Cinéma au féminin pluri(elles) : Un documentaire post affaire Weinstein pour avancer

Patrick Fabre dresse un état des lieux éclairant d’une industrie cinématographique qui a bien du mal à travailler avec les femmes.
Posté par Création Documentaire

L’image est historique : le 12 mai 2018, à l’appel du collectif « 50/50 en 2020 », on assiste à une montée des marches post-Weinstein 100 % féminine à Cannes.

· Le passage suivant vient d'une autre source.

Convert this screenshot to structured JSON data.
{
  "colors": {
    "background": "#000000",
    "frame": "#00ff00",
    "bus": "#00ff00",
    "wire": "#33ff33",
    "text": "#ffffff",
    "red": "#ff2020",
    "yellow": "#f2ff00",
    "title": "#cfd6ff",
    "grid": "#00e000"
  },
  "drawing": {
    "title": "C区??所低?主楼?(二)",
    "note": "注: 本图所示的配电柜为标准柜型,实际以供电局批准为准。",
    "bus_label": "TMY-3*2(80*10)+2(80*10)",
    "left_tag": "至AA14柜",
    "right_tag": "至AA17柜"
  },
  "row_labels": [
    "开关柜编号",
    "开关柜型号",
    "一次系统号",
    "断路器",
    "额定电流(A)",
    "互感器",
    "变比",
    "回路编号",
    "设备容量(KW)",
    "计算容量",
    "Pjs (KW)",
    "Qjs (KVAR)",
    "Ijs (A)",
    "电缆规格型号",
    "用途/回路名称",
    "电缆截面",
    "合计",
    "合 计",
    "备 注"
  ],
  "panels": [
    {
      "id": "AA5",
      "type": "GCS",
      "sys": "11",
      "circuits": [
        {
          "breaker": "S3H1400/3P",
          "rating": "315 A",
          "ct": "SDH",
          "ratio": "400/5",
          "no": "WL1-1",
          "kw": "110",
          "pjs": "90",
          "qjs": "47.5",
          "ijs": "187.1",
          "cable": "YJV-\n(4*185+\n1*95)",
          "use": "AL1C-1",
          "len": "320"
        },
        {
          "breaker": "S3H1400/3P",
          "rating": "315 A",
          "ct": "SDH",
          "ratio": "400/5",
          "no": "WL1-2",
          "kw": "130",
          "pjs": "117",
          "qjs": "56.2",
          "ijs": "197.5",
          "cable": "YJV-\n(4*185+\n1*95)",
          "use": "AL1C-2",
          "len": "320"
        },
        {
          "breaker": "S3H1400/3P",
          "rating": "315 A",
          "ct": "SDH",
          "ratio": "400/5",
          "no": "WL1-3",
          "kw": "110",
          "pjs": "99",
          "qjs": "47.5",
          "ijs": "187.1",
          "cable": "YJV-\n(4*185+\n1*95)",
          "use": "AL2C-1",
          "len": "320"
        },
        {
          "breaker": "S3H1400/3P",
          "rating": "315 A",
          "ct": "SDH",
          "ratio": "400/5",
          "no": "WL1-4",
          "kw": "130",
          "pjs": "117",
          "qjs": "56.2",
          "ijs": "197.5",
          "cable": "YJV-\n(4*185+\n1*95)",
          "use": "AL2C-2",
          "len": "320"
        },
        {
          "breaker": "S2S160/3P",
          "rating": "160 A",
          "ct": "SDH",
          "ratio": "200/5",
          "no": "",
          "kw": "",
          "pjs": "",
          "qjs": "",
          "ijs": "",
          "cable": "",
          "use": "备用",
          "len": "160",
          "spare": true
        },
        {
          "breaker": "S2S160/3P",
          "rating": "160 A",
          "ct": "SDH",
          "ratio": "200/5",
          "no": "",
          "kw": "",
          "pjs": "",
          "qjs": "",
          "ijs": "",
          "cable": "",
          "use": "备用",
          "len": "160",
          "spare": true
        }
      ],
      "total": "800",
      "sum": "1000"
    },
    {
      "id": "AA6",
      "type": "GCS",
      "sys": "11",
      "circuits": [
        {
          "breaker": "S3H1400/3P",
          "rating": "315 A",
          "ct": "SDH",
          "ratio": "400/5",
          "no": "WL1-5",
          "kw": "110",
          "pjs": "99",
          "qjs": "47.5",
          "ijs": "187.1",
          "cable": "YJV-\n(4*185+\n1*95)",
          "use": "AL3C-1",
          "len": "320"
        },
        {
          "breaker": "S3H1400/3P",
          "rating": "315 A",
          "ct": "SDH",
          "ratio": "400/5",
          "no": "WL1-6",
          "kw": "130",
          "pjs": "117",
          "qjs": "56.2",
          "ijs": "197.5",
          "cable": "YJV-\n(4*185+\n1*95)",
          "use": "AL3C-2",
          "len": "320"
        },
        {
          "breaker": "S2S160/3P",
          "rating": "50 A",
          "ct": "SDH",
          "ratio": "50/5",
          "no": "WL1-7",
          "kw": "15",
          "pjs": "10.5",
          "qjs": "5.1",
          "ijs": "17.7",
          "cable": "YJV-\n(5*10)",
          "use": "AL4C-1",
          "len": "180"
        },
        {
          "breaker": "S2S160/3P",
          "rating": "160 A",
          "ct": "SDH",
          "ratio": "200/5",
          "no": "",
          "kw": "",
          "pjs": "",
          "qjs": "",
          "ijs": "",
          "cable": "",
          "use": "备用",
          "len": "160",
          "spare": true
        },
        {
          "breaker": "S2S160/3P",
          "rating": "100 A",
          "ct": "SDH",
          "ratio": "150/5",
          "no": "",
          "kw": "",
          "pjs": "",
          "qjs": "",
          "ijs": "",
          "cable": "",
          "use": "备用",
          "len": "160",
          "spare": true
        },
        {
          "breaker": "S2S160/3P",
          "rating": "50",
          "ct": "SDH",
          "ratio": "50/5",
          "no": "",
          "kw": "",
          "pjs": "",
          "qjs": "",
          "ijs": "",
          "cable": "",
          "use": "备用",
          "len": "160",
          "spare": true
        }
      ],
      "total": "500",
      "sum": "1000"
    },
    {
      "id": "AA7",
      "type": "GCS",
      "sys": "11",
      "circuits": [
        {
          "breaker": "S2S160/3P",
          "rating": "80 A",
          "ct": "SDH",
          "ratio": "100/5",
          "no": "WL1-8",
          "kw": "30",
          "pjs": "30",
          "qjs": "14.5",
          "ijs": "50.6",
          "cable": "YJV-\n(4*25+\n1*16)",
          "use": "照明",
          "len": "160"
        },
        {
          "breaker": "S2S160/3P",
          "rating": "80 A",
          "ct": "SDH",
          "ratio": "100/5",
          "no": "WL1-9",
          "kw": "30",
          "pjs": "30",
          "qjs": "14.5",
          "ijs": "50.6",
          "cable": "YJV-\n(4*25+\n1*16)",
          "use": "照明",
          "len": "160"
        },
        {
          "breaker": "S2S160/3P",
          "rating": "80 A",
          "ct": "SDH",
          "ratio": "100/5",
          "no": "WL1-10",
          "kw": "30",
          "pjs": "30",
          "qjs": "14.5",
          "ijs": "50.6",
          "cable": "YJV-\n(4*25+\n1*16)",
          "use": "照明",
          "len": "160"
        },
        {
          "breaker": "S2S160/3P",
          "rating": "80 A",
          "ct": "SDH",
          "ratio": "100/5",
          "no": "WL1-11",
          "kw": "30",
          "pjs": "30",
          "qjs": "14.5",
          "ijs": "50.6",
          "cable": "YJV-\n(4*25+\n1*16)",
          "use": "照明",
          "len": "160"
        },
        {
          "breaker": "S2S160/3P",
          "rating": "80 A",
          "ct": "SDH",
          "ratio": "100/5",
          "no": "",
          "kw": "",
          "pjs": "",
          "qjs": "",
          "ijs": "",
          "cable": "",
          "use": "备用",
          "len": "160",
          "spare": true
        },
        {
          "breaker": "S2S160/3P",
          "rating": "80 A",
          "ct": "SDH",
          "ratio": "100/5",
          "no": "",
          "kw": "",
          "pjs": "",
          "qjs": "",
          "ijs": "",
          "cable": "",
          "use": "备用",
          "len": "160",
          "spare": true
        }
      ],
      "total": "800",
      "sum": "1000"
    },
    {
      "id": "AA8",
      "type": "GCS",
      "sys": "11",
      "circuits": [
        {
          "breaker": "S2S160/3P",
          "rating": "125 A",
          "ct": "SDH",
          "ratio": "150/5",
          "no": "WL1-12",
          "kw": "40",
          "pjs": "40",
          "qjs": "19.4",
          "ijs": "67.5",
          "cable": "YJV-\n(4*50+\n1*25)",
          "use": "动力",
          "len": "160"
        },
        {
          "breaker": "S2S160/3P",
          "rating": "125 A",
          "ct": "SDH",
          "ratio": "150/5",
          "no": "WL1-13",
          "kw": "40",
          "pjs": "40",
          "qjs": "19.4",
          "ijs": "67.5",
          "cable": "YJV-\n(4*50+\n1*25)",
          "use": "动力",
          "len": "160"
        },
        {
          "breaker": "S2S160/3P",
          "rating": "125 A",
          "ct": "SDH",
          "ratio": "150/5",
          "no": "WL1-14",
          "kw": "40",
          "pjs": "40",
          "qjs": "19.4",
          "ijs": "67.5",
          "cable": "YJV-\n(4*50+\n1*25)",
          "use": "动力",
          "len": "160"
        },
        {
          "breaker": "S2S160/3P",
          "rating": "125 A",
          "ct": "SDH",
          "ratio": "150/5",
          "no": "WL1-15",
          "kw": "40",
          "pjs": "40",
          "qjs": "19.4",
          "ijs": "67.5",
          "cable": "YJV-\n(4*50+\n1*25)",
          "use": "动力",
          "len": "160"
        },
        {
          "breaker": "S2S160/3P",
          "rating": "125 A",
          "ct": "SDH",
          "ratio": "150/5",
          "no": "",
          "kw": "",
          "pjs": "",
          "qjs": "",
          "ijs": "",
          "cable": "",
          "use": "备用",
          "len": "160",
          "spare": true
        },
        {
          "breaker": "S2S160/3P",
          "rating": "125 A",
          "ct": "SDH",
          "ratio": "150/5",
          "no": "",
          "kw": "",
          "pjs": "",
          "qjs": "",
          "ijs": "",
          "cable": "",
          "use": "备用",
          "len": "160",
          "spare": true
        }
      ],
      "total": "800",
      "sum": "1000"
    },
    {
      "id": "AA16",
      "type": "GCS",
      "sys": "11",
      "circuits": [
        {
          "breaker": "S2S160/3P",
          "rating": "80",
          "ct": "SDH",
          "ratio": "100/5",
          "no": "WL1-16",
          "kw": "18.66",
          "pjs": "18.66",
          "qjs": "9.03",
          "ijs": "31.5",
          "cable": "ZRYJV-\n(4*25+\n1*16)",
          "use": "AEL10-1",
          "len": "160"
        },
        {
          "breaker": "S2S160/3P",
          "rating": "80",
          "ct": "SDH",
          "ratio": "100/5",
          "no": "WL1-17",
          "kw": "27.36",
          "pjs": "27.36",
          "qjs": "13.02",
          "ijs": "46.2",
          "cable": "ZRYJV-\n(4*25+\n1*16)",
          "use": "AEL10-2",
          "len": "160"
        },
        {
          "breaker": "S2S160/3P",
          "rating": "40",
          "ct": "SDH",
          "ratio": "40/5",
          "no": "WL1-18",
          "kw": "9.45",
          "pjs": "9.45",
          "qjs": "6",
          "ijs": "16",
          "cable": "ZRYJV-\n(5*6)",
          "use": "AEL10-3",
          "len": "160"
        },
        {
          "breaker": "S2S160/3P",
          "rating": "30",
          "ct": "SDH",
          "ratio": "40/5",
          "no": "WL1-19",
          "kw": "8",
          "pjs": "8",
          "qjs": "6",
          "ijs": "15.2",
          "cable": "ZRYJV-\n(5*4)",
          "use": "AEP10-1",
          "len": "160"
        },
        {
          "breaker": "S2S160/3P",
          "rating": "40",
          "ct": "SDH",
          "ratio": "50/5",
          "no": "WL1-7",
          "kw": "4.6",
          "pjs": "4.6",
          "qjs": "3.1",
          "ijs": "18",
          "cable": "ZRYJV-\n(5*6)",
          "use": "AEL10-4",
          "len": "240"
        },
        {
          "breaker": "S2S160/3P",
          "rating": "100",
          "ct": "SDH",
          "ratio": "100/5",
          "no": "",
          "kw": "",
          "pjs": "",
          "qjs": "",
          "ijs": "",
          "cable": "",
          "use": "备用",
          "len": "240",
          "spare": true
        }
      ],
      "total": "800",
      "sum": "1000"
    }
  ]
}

Menées par Cate Blanchett et Agnès Varda, 82 professionnelles du 7e art ont réclamé l’égalité et la parité.

Quatre-vingt-deux, c’est le nombre de femmes sélectionnées en compétition pour la Palme d’or depuis sa création, contre 1688 hommes… 

Et dans le cinéma, elles n’en sont pas à une inégalité près. Moins payées (-42 % que leurs homologues masculins, pour les réalisatrices), moins respectées, elles doivent en faire deux fois plus que les hommes.

Au-delà de chiffres très parlants et de son aspect pédagogique, ce qui fait la force du film, ce sont ses histoires individuelles. Devant la caméra, la parole est libérée. 

Tonie Marshall raconte qu’à ses débuts, un chef opérateur l’a empêchée de voir les prises de vue sur un de ses propres tournages. Et cette pratique n'est pas si lointaine.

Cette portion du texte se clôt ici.